For the market, the implications are profound. We could see the emergence of hyper-efficient, real-time marketplaces where AI agents bid for services second-by-second. The pricing of digital services could become incredibly fluid, responding instantly to supply and demand in a way that is simply impossible with human-led procurement.
The AI Financial Layer: Building the Engine Room
So if the current system is broken, who is building the new one? This is where the concept of an AI financial layer comes in, and it’s where the smart money is heading.
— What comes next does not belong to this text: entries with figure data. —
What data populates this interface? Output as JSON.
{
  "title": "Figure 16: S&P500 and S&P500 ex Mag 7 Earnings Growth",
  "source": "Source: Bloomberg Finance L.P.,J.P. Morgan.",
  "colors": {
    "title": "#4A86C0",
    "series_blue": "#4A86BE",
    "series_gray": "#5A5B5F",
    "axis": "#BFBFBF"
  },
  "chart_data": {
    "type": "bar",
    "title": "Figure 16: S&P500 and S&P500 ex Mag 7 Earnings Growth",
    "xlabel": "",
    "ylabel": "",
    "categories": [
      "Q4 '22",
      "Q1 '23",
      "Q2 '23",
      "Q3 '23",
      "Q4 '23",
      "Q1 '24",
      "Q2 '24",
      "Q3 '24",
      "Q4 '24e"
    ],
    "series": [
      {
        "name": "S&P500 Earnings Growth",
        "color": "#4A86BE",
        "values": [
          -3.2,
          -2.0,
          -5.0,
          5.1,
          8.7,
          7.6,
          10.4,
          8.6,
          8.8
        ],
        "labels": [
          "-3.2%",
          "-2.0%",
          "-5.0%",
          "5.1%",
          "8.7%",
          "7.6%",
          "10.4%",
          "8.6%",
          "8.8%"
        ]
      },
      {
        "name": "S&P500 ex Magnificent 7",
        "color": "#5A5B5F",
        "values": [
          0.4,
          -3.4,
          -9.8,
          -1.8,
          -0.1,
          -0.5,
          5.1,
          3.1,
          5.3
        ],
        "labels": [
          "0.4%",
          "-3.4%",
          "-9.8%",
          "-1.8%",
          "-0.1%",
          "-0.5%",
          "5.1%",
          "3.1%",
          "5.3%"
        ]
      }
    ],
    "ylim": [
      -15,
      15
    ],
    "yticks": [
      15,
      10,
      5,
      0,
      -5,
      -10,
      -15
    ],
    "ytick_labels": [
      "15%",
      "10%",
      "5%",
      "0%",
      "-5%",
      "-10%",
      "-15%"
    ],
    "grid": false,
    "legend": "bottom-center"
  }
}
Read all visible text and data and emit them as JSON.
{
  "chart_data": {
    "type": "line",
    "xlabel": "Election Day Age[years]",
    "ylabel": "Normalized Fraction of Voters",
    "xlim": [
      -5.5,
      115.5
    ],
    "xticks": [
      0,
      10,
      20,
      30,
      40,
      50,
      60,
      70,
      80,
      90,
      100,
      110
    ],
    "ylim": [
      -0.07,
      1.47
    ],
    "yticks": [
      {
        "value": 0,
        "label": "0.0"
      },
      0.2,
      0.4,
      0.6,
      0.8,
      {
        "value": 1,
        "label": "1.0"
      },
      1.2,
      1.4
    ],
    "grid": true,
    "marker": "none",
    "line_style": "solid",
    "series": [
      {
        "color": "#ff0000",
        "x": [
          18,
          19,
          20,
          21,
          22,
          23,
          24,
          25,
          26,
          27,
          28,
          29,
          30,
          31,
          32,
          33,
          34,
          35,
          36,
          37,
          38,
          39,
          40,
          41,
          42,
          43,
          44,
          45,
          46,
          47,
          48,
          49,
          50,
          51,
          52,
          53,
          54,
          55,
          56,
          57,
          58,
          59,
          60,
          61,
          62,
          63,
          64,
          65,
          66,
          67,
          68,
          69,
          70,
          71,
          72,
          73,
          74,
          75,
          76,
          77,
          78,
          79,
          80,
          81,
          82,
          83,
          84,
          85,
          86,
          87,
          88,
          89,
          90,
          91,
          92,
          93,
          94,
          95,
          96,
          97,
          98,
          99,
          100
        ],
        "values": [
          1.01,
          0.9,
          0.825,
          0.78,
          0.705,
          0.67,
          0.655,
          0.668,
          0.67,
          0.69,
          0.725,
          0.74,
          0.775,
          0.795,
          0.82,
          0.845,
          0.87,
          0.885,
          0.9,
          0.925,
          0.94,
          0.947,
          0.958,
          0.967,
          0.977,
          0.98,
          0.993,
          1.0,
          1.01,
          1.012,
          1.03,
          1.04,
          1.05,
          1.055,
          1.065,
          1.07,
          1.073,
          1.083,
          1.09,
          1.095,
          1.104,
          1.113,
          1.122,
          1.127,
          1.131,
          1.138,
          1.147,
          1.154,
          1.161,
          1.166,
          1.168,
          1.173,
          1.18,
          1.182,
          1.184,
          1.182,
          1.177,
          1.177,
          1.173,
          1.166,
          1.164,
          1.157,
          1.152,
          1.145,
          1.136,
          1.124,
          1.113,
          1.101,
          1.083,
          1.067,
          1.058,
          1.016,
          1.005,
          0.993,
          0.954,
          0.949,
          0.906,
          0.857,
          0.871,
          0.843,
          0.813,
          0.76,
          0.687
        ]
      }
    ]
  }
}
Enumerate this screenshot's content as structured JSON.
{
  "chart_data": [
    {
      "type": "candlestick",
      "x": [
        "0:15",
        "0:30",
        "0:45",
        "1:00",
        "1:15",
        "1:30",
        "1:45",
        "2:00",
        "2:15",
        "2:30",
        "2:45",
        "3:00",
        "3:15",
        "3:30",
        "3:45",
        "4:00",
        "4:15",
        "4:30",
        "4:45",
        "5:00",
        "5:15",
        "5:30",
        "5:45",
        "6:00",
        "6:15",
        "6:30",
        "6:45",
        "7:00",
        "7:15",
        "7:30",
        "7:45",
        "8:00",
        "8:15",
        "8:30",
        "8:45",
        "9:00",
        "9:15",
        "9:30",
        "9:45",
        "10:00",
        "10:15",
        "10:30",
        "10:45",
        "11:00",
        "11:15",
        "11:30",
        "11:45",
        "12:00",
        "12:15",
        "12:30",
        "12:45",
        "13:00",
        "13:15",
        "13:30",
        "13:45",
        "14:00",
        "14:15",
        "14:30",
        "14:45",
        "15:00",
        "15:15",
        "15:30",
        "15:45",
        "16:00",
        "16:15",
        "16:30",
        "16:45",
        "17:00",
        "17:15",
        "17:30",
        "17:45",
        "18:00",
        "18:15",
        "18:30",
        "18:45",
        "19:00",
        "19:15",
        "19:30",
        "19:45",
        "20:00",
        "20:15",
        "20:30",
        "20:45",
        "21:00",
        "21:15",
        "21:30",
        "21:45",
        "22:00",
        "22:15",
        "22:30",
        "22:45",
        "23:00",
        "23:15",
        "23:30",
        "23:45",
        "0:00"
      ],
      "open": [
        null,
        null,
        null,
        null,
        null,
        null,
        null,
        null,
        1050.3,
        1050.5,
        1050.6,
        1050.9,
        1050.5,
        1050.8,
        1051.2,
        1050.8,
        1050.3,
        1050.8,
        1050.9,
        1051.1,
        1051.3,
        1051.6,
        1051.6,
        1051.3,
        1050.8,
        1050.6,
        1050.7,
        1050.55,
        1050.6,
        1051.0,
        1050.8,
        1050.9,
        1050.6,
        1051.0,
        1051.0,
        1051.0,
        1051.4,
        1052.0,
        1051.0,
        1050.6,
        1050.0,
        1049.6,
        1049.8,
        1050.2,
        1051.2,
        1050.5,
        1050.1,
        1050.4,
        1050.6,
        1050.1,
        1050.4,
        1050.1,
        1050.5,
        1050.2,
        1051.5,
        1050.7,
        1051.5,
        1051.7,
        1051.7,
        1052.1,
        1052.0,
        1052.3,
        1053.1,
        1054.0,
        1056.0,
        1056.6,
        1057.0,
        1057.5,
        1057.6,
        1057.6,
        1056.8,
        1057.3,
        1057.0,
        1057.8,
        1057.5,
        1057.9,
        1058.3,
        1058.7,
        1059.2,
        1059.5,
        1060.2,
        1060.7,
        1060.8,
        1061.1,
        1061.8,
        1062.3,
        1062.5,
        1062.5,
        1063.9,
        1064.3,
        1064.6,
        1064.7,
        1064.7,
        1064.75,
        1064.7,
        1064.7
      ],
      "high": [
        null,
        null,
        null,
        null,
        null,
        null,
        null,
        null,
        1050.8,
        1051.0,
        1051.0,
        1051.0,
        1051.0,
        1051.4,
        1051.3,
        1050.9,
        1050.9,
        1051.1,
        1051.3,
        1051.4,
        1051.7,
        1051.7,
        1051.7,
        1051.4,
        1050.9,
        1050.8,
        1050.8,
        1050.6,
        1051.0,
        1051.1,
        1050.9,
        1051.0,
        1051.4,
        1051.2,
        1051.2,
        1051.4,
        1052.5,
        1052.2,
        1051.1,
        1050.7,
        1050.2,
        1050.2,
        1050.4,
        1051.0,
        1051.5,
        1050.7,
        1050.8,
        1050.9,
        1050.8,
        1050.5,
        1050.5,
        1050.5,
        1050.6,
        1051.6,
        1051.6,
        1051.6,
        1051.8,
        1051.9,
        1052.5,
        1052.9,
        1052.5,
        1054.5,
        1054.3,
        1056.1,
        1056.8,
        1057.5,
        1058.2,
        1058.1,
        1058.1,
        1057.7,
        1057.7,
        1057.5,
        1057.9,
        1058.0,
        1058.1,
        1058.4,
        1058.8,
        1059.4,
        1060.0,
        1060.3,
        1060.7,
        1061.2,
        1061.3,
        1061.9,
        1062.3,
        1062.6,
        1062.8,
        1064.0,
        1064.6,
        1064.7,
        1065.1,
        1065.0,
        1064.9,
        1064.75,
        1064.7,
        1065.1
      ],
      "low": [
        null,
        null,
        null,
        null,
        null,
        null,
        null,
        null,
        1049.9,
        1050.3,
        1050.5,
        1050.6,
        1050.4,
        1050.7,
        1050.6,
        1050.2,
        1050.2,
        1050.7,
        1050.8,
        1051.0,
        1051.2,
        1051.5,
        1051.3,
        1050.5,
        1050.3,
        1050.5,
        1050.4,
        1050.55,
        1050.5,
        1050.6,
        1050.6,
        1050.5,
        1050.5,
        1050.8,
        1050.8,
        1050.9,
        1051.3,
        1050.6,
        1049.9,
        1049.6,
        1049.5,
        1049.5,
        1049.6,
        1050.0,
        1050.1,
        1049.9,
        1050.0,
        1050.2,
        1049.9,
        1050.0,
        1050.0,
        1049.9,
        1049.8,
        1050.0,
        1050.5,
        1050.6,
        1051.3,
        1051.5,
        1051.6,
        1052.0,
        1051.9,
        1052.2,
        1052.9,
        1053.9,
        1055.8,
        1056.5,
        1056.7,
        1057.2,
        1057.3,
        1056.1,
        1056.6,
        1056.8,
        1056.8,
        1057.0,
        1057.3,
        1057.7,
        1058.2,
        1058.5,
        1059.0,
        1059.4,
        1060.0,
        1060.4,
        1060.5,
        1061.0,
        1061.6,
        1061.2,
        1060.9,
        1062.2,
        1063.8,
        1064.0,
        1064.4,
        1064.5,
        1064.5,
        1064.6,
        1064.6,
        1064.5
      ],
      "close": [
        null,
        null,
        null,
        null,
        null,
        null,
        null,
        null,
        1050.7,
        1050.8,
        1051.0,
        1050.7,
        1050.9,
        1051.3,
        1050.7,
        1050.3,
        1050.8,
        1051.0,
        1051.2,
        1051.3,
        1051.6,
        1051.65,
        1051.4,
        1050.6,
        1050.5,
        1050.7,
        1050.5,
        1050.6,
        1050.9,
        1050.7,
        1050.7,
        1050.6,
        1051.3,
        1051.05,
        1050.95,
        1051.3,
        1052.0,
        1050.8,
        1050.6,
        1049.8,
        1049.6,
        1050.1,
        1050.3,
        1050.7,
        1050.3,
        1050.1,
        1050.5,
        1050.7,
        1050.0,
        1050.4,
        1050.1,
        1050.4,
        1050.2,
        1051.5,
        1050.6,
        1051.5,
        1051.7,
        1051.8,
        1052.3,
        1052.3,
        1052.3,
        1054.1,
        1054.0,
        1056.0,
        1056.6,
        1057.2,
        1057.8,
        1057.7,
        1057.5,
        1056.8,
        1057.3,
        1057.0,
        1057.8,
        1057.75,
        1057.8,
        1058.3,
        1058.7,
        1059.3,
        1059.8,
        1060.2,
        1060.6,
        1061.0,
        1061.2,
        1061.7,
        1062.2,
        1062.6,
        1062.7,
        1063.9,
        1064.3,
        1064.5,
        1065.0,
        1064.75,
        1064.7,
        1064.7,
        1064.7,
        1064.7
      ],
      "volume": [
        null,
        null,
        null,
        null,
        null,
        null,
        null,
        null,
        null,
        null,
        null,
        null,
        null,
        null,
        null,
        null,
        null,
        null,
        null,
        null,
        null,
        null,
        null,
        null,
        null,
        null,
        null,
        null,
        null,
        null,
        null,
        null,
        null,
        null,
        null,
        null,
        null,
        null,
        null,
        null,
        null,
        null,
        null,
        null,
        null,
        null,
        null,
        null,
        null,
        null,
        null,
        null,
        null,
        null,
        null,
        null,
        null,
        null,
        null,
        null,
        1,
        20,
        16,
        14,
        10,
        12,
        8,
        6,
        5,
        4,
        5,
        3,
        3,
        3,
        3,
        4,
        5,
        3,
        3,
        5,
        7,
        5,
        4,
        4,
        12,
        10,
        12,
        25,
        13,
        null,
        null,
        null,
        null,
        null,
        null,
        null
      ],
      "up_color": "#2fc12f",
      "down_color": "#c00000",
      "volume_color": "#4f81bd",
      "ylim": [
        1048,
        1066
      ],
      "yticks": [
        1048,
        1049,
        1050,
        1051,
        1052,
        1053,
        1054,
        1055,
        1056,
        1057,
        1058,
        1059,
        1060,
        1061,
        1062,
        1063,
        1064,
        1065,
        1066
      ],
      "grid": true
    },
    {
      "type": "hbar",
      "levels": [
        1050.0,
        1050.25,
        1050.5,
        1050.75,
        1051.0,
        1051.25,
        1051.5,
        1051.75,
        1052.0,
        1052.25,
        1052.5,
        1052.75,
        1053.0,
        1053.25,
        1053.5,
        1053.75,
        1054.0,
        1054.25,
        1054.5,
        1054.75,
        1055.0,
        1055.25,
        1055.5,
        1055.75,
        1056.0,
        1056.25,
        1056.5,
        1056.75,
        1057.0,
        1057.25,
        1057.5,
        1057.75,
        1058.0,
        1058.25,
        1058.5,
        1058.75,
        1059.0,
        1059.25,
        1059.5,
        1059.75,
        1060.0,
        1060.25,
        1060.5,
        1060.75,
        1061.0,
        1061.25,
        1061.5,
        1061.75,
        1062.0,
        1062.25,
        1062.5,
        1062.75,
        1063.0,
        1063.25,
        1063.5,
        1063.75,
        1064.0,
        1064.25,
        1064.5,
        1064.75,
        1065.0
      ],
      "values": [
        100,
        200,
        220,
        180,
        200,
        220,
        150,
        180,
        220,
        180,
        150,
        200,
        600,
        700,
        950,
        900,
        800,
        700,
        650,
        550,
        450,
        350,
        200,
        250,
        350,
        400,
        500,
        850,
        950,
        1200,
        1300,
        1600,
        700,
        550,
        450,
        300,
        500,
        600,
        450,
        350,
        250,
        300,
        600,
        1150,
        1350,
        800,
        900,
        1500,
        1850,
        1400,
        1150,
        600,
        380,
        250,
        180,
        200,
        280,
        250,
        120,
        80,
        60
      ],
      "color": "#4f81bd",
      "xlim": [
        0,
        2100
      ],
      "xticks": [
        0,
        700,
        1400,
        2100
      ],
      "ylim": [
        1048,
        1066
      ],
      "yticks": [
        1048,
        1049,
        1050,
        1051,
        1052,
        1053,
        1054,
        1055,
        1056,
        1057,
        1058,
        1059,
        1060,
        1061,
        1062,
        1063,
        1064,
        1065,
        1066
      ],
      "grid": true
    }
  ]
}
A startup called Sapiom, founded by Ilan Zerbib of Shopify fame, just raised a hefty $15 million in seed funding led by Accel to do just this. According to the report in TechCrunch, Sapiom is building the essential financial plumbing for AI agents. Their system handles the authentication, authorisations, and micro-payments, effectively giving AI agents a secure and controlled way to spend money.
They are creating the abstraction layer. The app developer sets a budget and rules, and Sapiom provides the agent with a mechanism to interact with paid services, all without exposing sensitive credentials or requiring manual intervention. It’s the “Plaid for AI,” a secure connector between the agents and the financial world.
What’s Next for AI’s Chequebook?
Right now, the focus of companies like Sapiom is squarely on the business-to-business (B2B) market—agents buying tech tools. But it’s not a huge leap to see how this extends to the consumer world.
Imagine your personal AI assistant not just finding the best flight, but booking and paying for it after negotiating with the airline’s AI in real-time. Imagine it managing your household subscriptions, switching providers automatically to get you a better deal. The potential is enormous, but so are the challenges. How do you prevent runaway spending? What does security and fraud prevention look like in an agent-driven economy?
We are at the very beginning of building this new financial world. The initial steps aren’t glamorous—they are about building robust, secure, and scalable infrastructure. But this foundational work on the AI financial layer is what will enable the next wave of truly autonomous and powerful artificial intelligence.
The question is no longer if AI will manage its own finances, but how we will govern it. Are our businesses—and our regulations—ready for a world where the most active economic players aren’t even human? What do you think?